The attack came hours before a Senate panel voted to give President Barack Obama authority to use military force against Syria -- the first time lawmakers have voted to allow military action since the October 2002 votes authorizing the invasion of Iraq.
The measure, which cleared the Senate Foreign Relations Committee on a 10-7 vote, was altered at the last minute to support "decisive changes to the present military balance of power" in Syria's civil war, though it ruled out U.S. combat operations on the ground. It was expected to reach the full Senate floor next week.
The dawn assault on the predominantly Christian village of Maaloula was carried out by rebels from the al-Qaida-linked Jabhat al-Nusra group, according to a Syrian government official and the Syrian Observatory for Human Rights, an anti-regime group.
At the start of the attack, an al-Nusra fighter blew himself up at a regime checkpoint at the entrance to the village, said the Observatory, which collects information from a network of anti-regime activists.
The suicide attack was followed by fighting between the rebels and regime forces, the Observatory and a nun in the village said. Eventually, the rebels seized the checkpoint, disabled two tanks and an armored personnel carrier and killed eight regime soldiers in fighting, the British-based group said.
The nun said the rebels took over the Safir hotel atop a mountain overlooking the village and fired shells at it from there. "It's a war. It has been going from 6 a.m. in the morning," she said.
About 80 people from the village took refuge in the convent, which houses 13 nuns and 27 orphans, she said.
A Syrian government official who spoke on condition of anonymity confirmed the assault and said the military was trying to repel the rebels.
Maaloula, a mountain village some 40 miles northeast of Damascus, is home to about 2,000 residents, some of whom still speak a version of Aramaic, the ancient language of biblical times believed to have been spoken by Jesus.

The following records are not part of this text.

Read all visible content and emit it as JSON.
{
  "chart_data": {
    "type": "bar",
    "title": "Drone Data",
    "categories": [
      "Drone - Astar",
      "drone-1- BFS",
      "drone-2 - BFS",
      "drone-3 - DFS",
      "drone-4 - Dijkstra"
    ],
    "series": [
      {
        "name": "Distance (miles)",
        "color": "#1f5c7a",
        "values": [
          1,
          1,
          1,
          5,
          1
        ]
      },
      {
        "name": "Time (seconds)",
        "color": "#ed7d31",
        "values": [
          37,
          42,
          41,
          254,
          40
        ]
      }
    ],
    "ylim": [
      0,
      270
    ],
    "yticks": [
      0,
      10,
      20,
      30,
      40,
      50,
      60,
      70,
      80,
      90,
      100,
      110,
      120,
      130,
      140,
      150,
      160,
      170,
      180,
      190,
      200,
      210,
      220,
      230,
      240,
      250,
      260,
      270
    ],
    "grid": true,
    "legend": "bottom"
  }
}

The four-decade iron rule of the Assad clan over Syria has long rested on support from the country's ethnic and religious minorities, including Christians, Shiite Muslims and Kurds. The Assad family and key regime figures are Alawites, followers of an offshoot of Shiite Islam, while most rebels and their supporters are Sunni Muslims.
In fighting in Damascus, a mortar shell fired by rebels hit a sports hall, killing a member of the national tae kwon do team, 27-year-old Mohammed Ali Neimeh, the state news agency SANA said. Neimeh had been training for an upcoming Islamic Solidarity Tournament in Indonesia this week.
Rebels and regime forces also clashed on the outskirts of the capital, according to amateur video. In the Daraya district, several fighters fired assault rifles from behind an earthen embankment. Smoke rose from the neighborhood of Barzek after the shelling.
There were new signs of rivalry among rebel groups that have been fragmented from the start. The two main camps are the Western-backed Free Syrian Army, which portrays itself as the largest fighting group, and jihadist fighters, including thousands from outside Syria, who have become increasingly dominant, particularly in the north and sparsely populated east.
Among the jihadists, there have been several splits in recent months, particularly between those loyal to commanders in Syria and those who pledge allegiance to al-Qaida-linked groups in Iraq.
In an amateur video posted online Wednesday, a foreign fighter was seen standing among other bearded men who he says have come to Syria from Russia and the Caucasus to wage jihad, or holy war.
"Our brigade is called the Mujahedin of the Caucasus and the Levant, and we have our brothers from all over the world with us," he said in halting Russian translated into Arabic. He said his men had broken away from one of the jihadi blocs, known as ISIS, and that the group is also "independent from Jabhat al-Nusra and others."